In fact, they come off like relative Luddites in a poll by First Insight, which asked 1,085 American consumers in June about retail technology, their shopping experiences and how they were impacted by marketing and advertising.

Just look:

Which in-store technology do you find most helpful?
Price barcode scanner — 47.9 percent.

If you had to pick between a virtual dressing room and a traditional dressing room, which one would you choose for trying clothes on?

Traditional dressing room — 58.6 percent.
I don’t know what a virtual dressing room is — 30.8 percent.

Have you ever engaged with an in-store beacon?
I don’t know what a beacon is — 70 percent.
No — 27 percent.

“The more niche technologies like…virtual dressing rooms, I think, for retailers deploying those, the benefits to them are more the public relations,” said Jim Shea, chief commercial officer of First Insight. “They get some nice publicity around that. [Virtual dressing rooms] draw people into the store, they want to see it.”

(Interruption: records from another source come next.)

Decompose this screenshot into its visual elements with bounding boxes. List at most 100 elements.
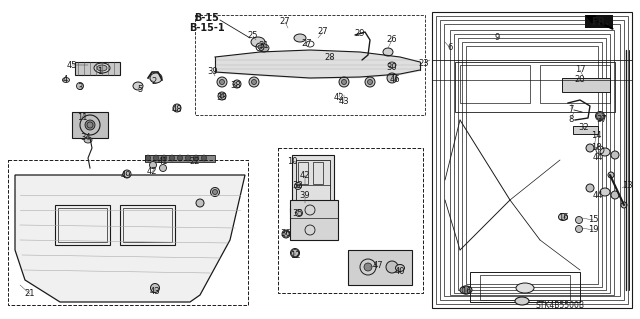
Text: 15: 15 bbox=[588, 216, 598, 225]
Text: 45: 45 bbox=[67, 61, 77, 70]
Polygon shape bbox=[72, 112, 108, 138]
Polygon shape bbox=[585, 15, 613, 28]
Ellipse shape bbox=[251, 37, 265, 47]
Ellipse shape bbox=[575, 226, 582, 233]
Text: 33: 33 bbox=[292, 181, 303, 189]
Text: 44: 44 bbox=[593, 191, 604, 201]
Ellipse shape bbox=[611, 191, 619, 199]
Ellipse shape bbox=[173, 104, 181, 112]
Circle shape bbox=[596, 113, 604, 120]
Text: 26: 26 bbox=[387, 35, 397, 44]
Bar bbox=[292, 155, 334, 213]
Circle shape bbox=[462, 286, 470, 294]
Text: 48: 48 bbox=[172, 106, 182, 115]
Ellipse shape bbox=[94, 63, 110, 73]
Text: 22: 22 bbox=[189, 158, 200, 167]
Text: 14: 14 bbox=[591, 131, 601, 140]
Circle shape bbox=[621, 202, 627, 208]
Text: 18: 18 bbox=[591, 143, 602, 152]
Text: 41: 41 bbox=[157, 158, 168, 167]
Text: 32: 32 bbox=[579, 123, 589, 132]
Ellipse shape bbox=[220, 94, 224, 98]
Text: 28: 28 bbox=[324, 54, 335, 63]
Ellipse shape bbox=[170, 155, 175, 161]
Text: 40: 40 bbox=[395, 266, 405, 276]
Bar bbox=[55, 205, 110, 245]
Text: 27: 27 bbox=[280, 18, 291, 26]
Ellipse shape bbox=[159, 165, 166, 172]
Text: 43: 43 bbox=[150, 287, 160, 296]
Circle shape bbox=[367, 79, 372, 85]
Ellipse shape bbox=[515, 297, 529, 305]
Text: 42: 42 bbox=[300, 170, 310, 180]
Ellipse shape bbox=[161, 155, 166, 161]
Bar bbox=[296, 160, 330, 208]
Text: 42: 42 bbox=[333, 93, 344, 101]
Circle shape bbox=[386, 261, 398, 273]
Ellipse shape bbox=[177, 155, 182, 161]
Ellipse shape bbox=[600, 188, 610, 196]
Text: 3: 3 bbox=[77, 84, 83, 93]
Circle shape bbox=[342, 79, 346, 85]
Circle shape bbox=[249, 77, 259, 87]
Text: 42: 42 bbox=[147, 167, 157, 176]
Bar bbox=[123, 208, 172, 242]
Bar bbox=[455, 62, 615, 112]
Ellipse shape bbox=[396, 264, 404, 271]
Bar bbox=[8, 160, 248, 305]
Circle shape bbox=[220, 79, 225, 85]
Polygon shape bbox=[15, 175, 245, 302]
Text: 19: 19 bbox=[588, 226, 598, 234]
Text: 35: 35 bbox=[292, 209, 303, 218]
Text: FR.: FR. bbox=[591, 17, 609, 27]
Circle shape bbox=[217, 77, 227, 87]
Text: 39: 39 bbox=[208, 68, 218, 77]
Ellipse shape bbox=[259, 44, 269, 52]
Bar bbox=[298, 162, 308, 184]
Ellipse shape bbox=[212, 189, 218, 195]
Text: 27: 27 bbox=[301, 39, 312, 48]
Ellipse shape bbox=[193, 155, 198, 161]
Text: 7: 7 bbox=[568, 105, 573, 114]
Text: 13: 13 bbox=[621, 181, 632, 189]
Ellipse shape bbox=[150, 284, 159, 293]
Bar bbox=[278, 148, 423, 293]
Text: 8: 8 bbox=[568, 115, 573, 123]
Text: 17: 17 bbox=[575, 65, 586, 75]
Ellipse shape bbox=[133, 82, 143, 90]
Ellipse shape bbox=[586, 184, 594, 192]
Text: 29: 29 bbox=[355, 28, 365, 38]
Text: 37: 37 bbox=[596, 115, 607, 123]
Ellipse shape bbox=[145, 155, 150, 161]
Bar bbox=[460, 65, 530, 103]
Ellipse shape bbox=[296, 184, 300, 188]
Text: 30: 30 bbox=[387, 63, 397, 71]
Circle shape bbox=[258, 45, 262, 49]
Text: B-15-1: B-15-1 bbox=[189, 23, 225, 33]
Ellipse shape bbox=[294, 34, 306, 42]
Text: 1: 1 bbox=[97, 68, 102, 77]
Polygon shape bbox=[562, 78, 610, 92]
Circle shape bbox=[387, 73, 397, 83]
Text: 36: 36 bbox=[280, 229, 291, 239]
Bar bbox=[120, 205, 175, 245]
Ellipse shape bbox=[186, 155, 191, 161]
Polygon shape bbox=[348, 250, 412, 285]
Ellipse shape bbox=[600, 148, 610, 156]
Circle shape bbox=[364, 263, 372, 271]
Bar bbox=[58, 208, 107, 242]
Text: 39: 39 bbox=[300, 191, 310, 201]
Ellipse shape bbox=[150, 73, 162, 83]
Text: 49: 49 bbox=[121, 170, 131, 180]
Ellipse shape bbox=[595, 112, 605, 121]
Ellipse shape bbox=[388, 62, 396, 68]
Ellipse shape bbox=[84, 137, 92, 143]
Ellipse shape bbox=[559, 213, 568, 220]
Bar bbox=[540, 65, 610, 103]
Bar bbox=[480, 275, 570, 300]
Text: 23: 23 bbox=[419, 58, 429, 68]
Ellipse shape bbox=[63, 78, 70, 83]
Ellipse shape bbox=[150, 161, 157, 168]
Bar bbox=[470, 272, 580, 302]
Polygon shape bbox=[145, 155, 215, 162]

However, Shea said beacons appear to be here to stay, although shoppers might not equate the word “beacon” with the push notifications they receive on their phones as they pass lease lines.

“The retailers are making huge investments in beacon technology,” said Shea.

Macy’s, for instance, is betting on beacons big time and, after a test at its flagships in New York and San Francisco, said last year it would roll the beacons to all of its stores with more than 4,000 devices using Shopkick’s shopBeacon technology.

First Insight specializes in data helping retailers optimize their pricing and Shea said there’s plenty of room for merchants to be efficient.

“The offers that retailers are offering online as well as the ones they’re getting ready to offer with these beacons are generic offers,” Shea said. “If the retailer is coming up on the fall season, everybody gets 30 percent off sweaters.

“We’re now segmenting the results of this consumer data we’re getting and we’re triangulating on what sets of consumer like what sets of products and what prices they’re willing to pay,” he said.

That opens the door for more personalization, and potential for just enough of a price cut to entice shoppers to spend.